What these findings also suggest to us is the value of a clear focus on a more limited number of judgement areas when doing lesson visits and work scrutiny. We have therefore built this into inspector training for EIF. The studies also confirmed the limitations of using indicators and rating scales, such as the difficulties we found in distinguishing adjacent scale points.
As an inspectorate, we know that using indicators and scales leads to a range of unintended consequences, such as standardisation and potential gaming. Indicators and scales do not allow us to fully understand why something is observed in books or lessons. The judgement of inspectors must therefore be central to inspection. What these findings do suggest, however, is that inspector training is important to ensure reliability and validity in collecting first-hand data. That is why we are running the training programme mentioned earlier. The deep dive approach that built on these findings is itself subject to extensive piloting (we have piloted EIF and the new methodology in over 150 schools), so we can make sure we have got it right when we launch the framework in September.

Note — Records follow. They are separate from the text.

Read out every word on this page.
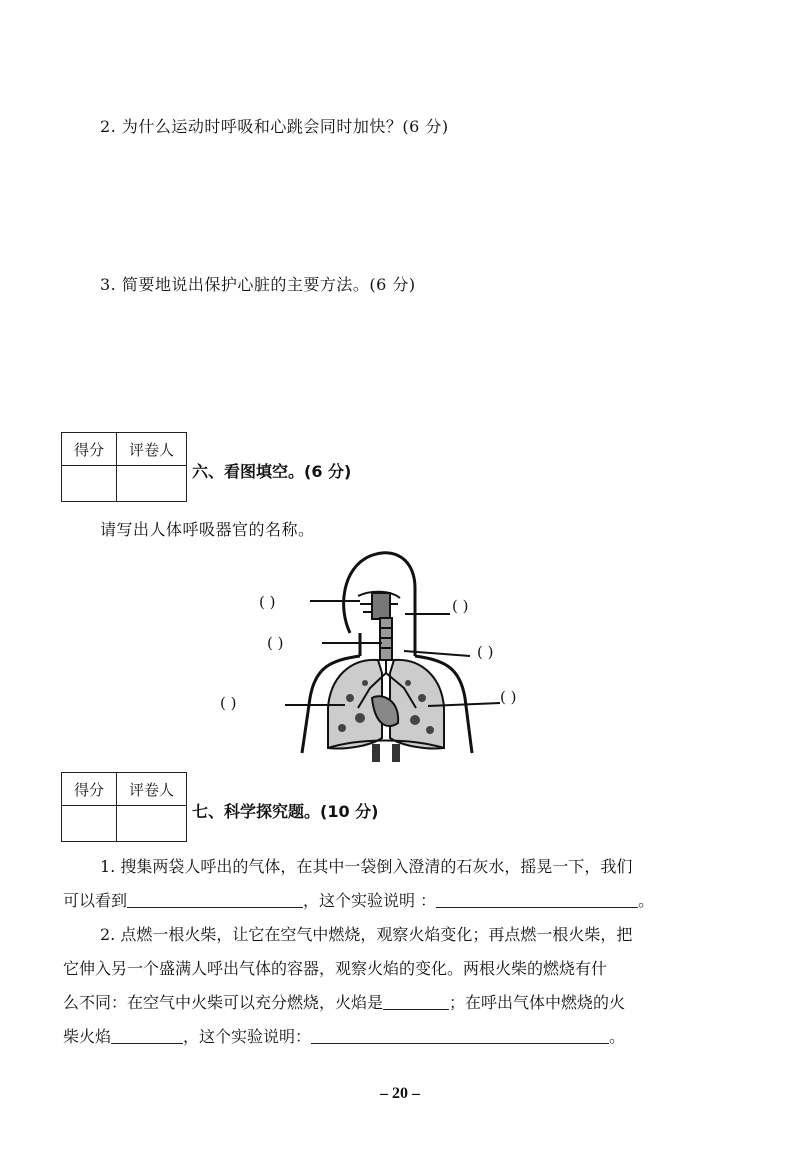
2. 为什么运动时呼吸和心跳会同时加快？(6 分)
3. 简要地说出保护心脏的主要方法。(6 分)
得分	评卷人
六、看图填空。(6 分)
请写出人体呼吸器官的名称。
( )
( )
( )
( )
( )
( )
得分	评卷人
七、科学探究题。(10 分)
1. 搜集两袋人呼出的气体，在其中一袋倒入澄清的石灰水，摇晃一下，我们
可以看到	，这个实验说明 ：	。
2. 点燃一根火柴，让它在空气中燃烧，观察火焰变化；再点燃一根火柴，把
它伸入另一个盛满人呼出气体的容器，观察火焰的变化。两根火柴的燃烧有什
么不同：在空气中火柴可以充分燃烧，火焰是	；在呼出气体中燃烧的火
柴火焰	，这个实验说明：	。
– 20 –
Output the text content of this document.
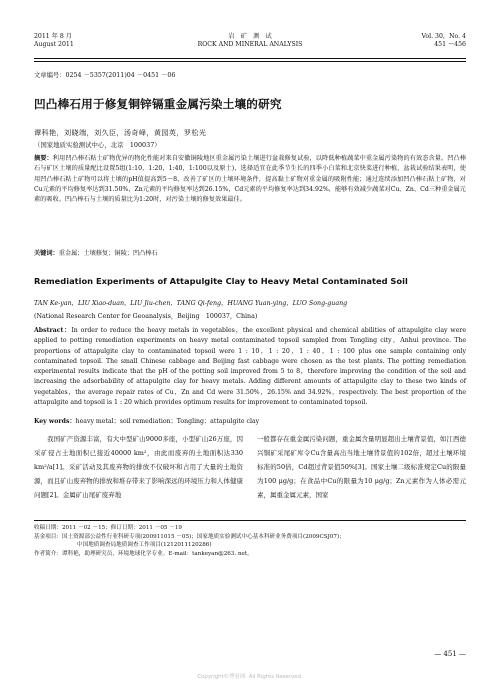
2011 年 8 月
August 2011
岩　矿　测　试
ROCK AND MINERAL ANALYSIS
Vol. 30，No. 4
451 ～456
文章编号：0254 －5357(2011)04 －0451 －06
凹凸棒石用于修复铜锌镉重金属污染土壤的研究
谭科艳，刘晓端，刘久臣，汤奇峰，黄园英，罗松光
（国家地质实验测试中心，北京　100037）
摘要：利用凹凸棒石粘土矿物优异的物化性能对来自安徽铜陵地区重金属污染土壤进行盆栽修复试验，以降低种植蔬菜中重金属污染物的有效态含量。凹凸棒石与矿区土壤的质量配比设置5组(1:10，1:20，1:40，1:100以及原土)，选择适宜在此季节生长的四季小白菜和北京快菜进行种植，盆栽试验结果表明，使用凹凸棒石粘土矿物可以将土壤的pH值提高到5～8，改善了矿区的土壤环境条件，提高黏土矿物对重金属的吸附性能；通过连续添加凹凸棒石粘土矿物，对Cu元素的平均修复率达到31.50%，Zn元素的平均修复率达到26.15%，Cd元素的平均修复率达到34.92%，能够有效减少蔬菜对Cu、Zn、Cd三种重金属元素的吸收。凹凸棒石与土壤的质量比为1:20时，对污染土壤的修复效果最佳。
关键词：重金属；土壤修复；铜陵；凹凸棒石
Remediation Experiments of Attapulgite Clay to Heavy Metal Contaminated Soil
TAN Ke-yan，LIU Xiao-duan，LIU Jiu-chen，TANG Qi-feng，HUANG Yuan-ying，LUO Song-guang
(National Research Center for Geoanalysis，Beijing　100037，China)
Abstract：In order to reduce the heavy metals in vegetables，the excellent physical and chemical abilities of attapulgite clay were applied to potting remediation experiments on heavy metal contaminated topsoil sampled from Tongling city，Anhui province. The proportions of attapulgite clay to contaminated topsoil were 1 : 10，1 : 20，1 : 40，1 : 100 plus one sample containing only contaminated topsoil. The small Chinese cabbage and Beijing fast cabbage were chosen as the test plants. The potting remediation experimental results indicate that the pH of the potting soil improved from 5 to 8，therefore improving the condition of the soil and increasing the adsorbability of attapulgite clay for heavy metals. Adding different amounts of attapulgite clay to these two kinds of vegetables，the average repair rates of Cu，Zn and Cd were 31.50%，26.15% and 34.92%，respectively. The best proportion of the attapulgite and topsoil is 1 : 20 which provides optimum results for improvement to contaminated topsoil.
Key words：heavy metal；soil remediation；Tongling；attapulgite clay
我国矿产资源丰富，有大中型矿山9000多座，小型矿山26万座，因采矿侵占土地面积已接近40000 km²，由此而废弃的土地面积达330 km²/a[1]。采矿活动及其废弃物的排放不仅破坏和占用了大量的土地资源，而且矿山废弃物的排放和堆存带来了影响深远的环境压力和人体健康问题[2]。金属矿山尾矿废弃地
一般都存在重金属污染问题，重金属含量明显超出土壤背景值，如江西德兴铜矿采尾矿库令Cu含量高出当地土壤背景值的102倍，超过土壤环境标准的50倍，Cd超过背景值50%[3]。国家土壤二级标准规定Cu的限量为100 μg/g；在食品中Cu的限量为10 μg/g；Zn元素作为人体必需元素，属重金属元素，国家
收稿日期：2011 －02 －15；修订日期：2011 －05 －19
基金项目：国土资源部公益性行业科研专项(200911015 －05)；国家地质实验测试中心基本科研业务费项目(2009CSJ07)；
中国地质调查局地质调查工作项目(1212011120286)
作者简介：谭科艳，助理研究员，环境地球化学专业。E-mail：tankeyan@263. net。
— 451 —
Copyright©博看网. All Rights Reserved.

These 2 studies are an illustration of our commitment to making sure what we do is evidence-based, not just in terms of content but of methodologies used. This will not be our final look at inspection methodology. We will be looking at observation methods in FES, and are running a large-scale evaluation alongside the introduction of EIF from September. We are committed to developing the most evidence-based inspection framework ever, and we will continue to deliver on that promise as we implement EIF.